Чтобы не голодать, он устроился учеником в одну из казанских крендельных пекарен. Мастерская и пекарня находились в подвале. Похороненный в этом жарком и шумном погребе, он чувствовал себя отрезанным от внешнего мира. Солнце светило для других. Прохожие шли над его головой. Он работал по четырнадцать часов в день, а потом, разбитый усталостью, не имел сил, чтобы ходить к Деренкову, чтобы встретиться с разговорчивыми студентами. Даже в свободные дни он или спал, или оставался с сорока рабочими пекарни. Большая их часть напивалась, чтобы убить время, или отправлялась нетвердой походкой в дома терпимости. Их насмешливое презрение к женщинам возмущало Алексея, и, если он сопровождал их иногда, себе он запрещал любые отношения с проститутками. Они же из-за его застенчивости смеялись над ним. Товарищи его, похвалившись сексуальной энергией, признавались, что его присутствие стесняло их – «вроде как при попе али при отце». Тяготясь своей девственностью в восемнадцать лет, он не решался переспать с одним из этих уродливых созданий, продажных и грязных, которыми довольствовались клиенты борделя. Когда он смотрелся в зеркало, он казался себе некрасивым, длинным и нескладным, со своими выпирающими калмыцкими скулами. Даже собственный голос раздражал его.

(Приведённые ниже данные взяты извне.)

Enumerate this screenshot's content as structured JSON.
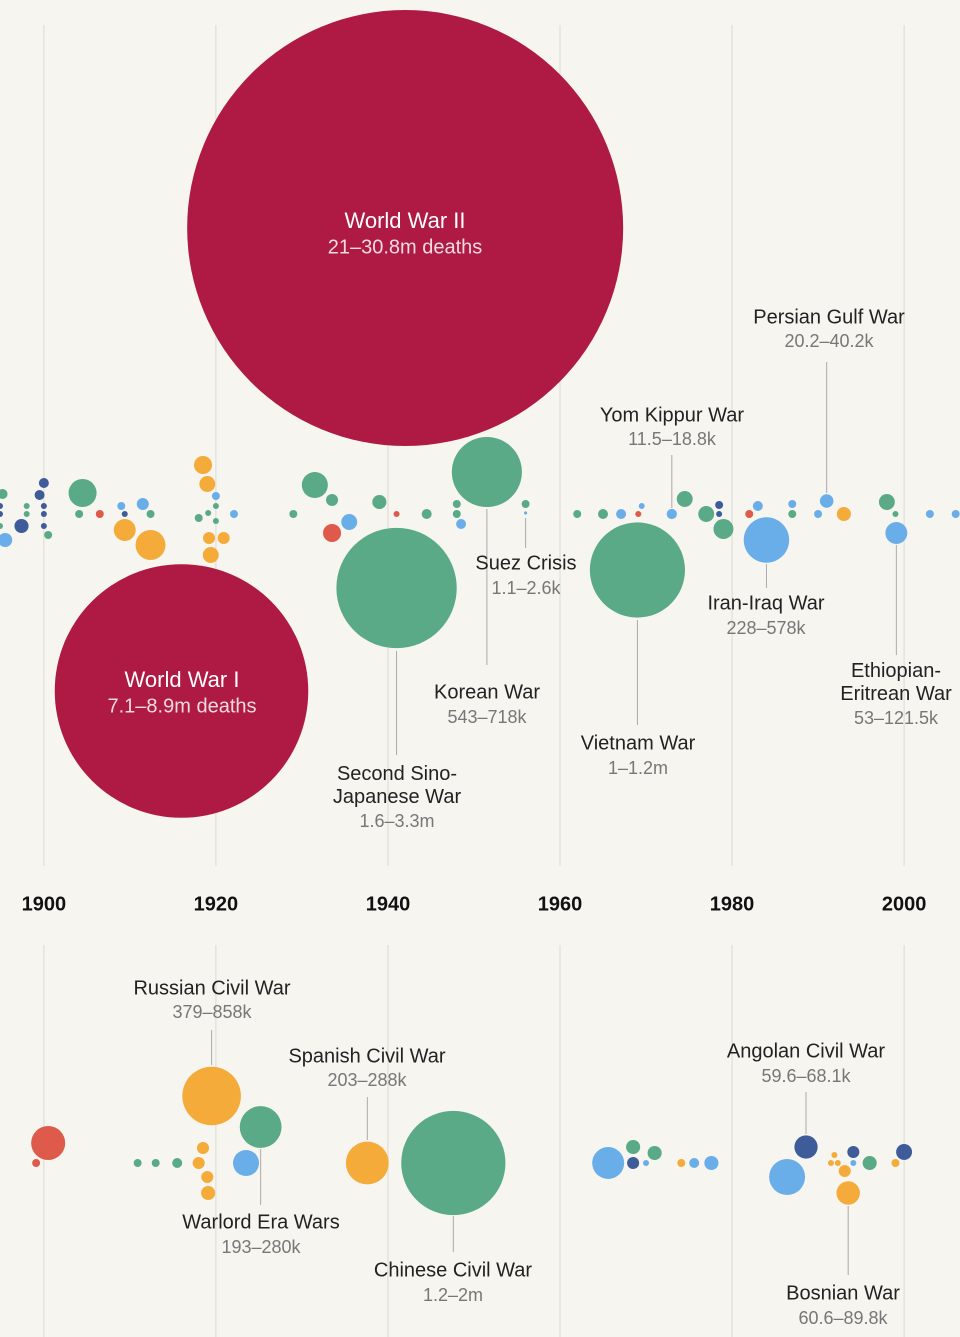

Тем временем Деренков задумал открыть булочную, и Алексей стал работать у него как «подручный пекаря» и «свой человек», который должен был следить, «чтоб оный пекарь не воровал». Переходя из одного подвала в другой, поменьше и почище, Алексей пребывал под властью иллюзии, что поднимается на более высокий культурный уровень. Оказавшись у Деренкова, он снова встретился со студентами и был допущен в новые тайные «кружки самообразования». Большая часть студентов, которых он встречал на этих собраниях, была народниками, сторонниками идеалистического социализма, базировавшегося на врожденной мудрости русского мужика. Но среди них уже появилось несколько социал-демократов, последователей Маркса, ратовавших за объединение рабочих и решительные действия. Именно этот образ мыслей больше всего подходил бунтарскому характеру Алексея. Он тотчас отошел от экзальтированных мечтаний и принял реалистичную концепцию борьбы с буржуазией, царизмом и капиталом.
Когда из письма двоюродного брата он узнал о смерти бабушки, его «точно ледяным ветром охватило». Похоронили ее семью неделями раньше, и никто не счел нужным сообщить ему. Она упала, собирая милостыню на паперти, и сломала ногу. Без должного ухода вскоре началась гангрена. Оставшись один, дед, для которого несчастная была единственной грушей для битья, казалось, ничего больше не делал, только вздыхал и плакал. Алексей мысленно переживал все минуты детской радости, которую ему довелось испытать рядом с ней. Вот порвалась его последняя нить нежности, связывавшая его с миром. Ему настойчиво хотелось сблизиться с какой-нибудь женщиной, не для того, чтобы спать с ней, а для того, чтобы купаться в ее нежности, в ее чистоте, в ее понимании. «Мне необходима была женская ласка, – напишет он, – или хотя бы дружеское внимание женщины, нужно было говорить откровенно о себе, разобраться в путанице бессвязных мыслей, в хаосе впечатлений». В какой-то момент ему показалось, что он влюблен в сестру хозяина, Марию Деренкову. Она говорила «тонким, вздрагивающим голосом». У нее было «бледное лицо» и синие глаза с невыносимым взглядом, в которых он видел «что-то проницательно читающее». Но она была откровенно влюблена в одного рыжеволосого студента и не обращала внимания на воздыхания Алексея. «Я пытаюсь представить себе Марию Деренкову лежащей на коленях у меня, – напишет он, – и всем существом чувствую, что это невозможно, даже страшно». Как-то, наблюдая, как он ворочает и таскает пятипудовые мешки, пекарь сказал: «Силы у тебя – на троих, а ловкости нет! И хоша ты длинный, а все-таки – бык…» Он сознавал, что избыток силы делает его неуклюжим. Даже когда он участвовал в дискуссиях со своими друзьями, фразы его были тяжелыми, увесистыми. Гибридная личность, рабочий и поэт одновременно, вскоре он начал писать стихи. Но выражаться он умел только очень индивидуальными оборотами, «своими словами», как скажет об этом он сам. Один из студентов заметил ему по этому поводу: «Черт вас знает, как говорите вы. Не словами – а гирями!»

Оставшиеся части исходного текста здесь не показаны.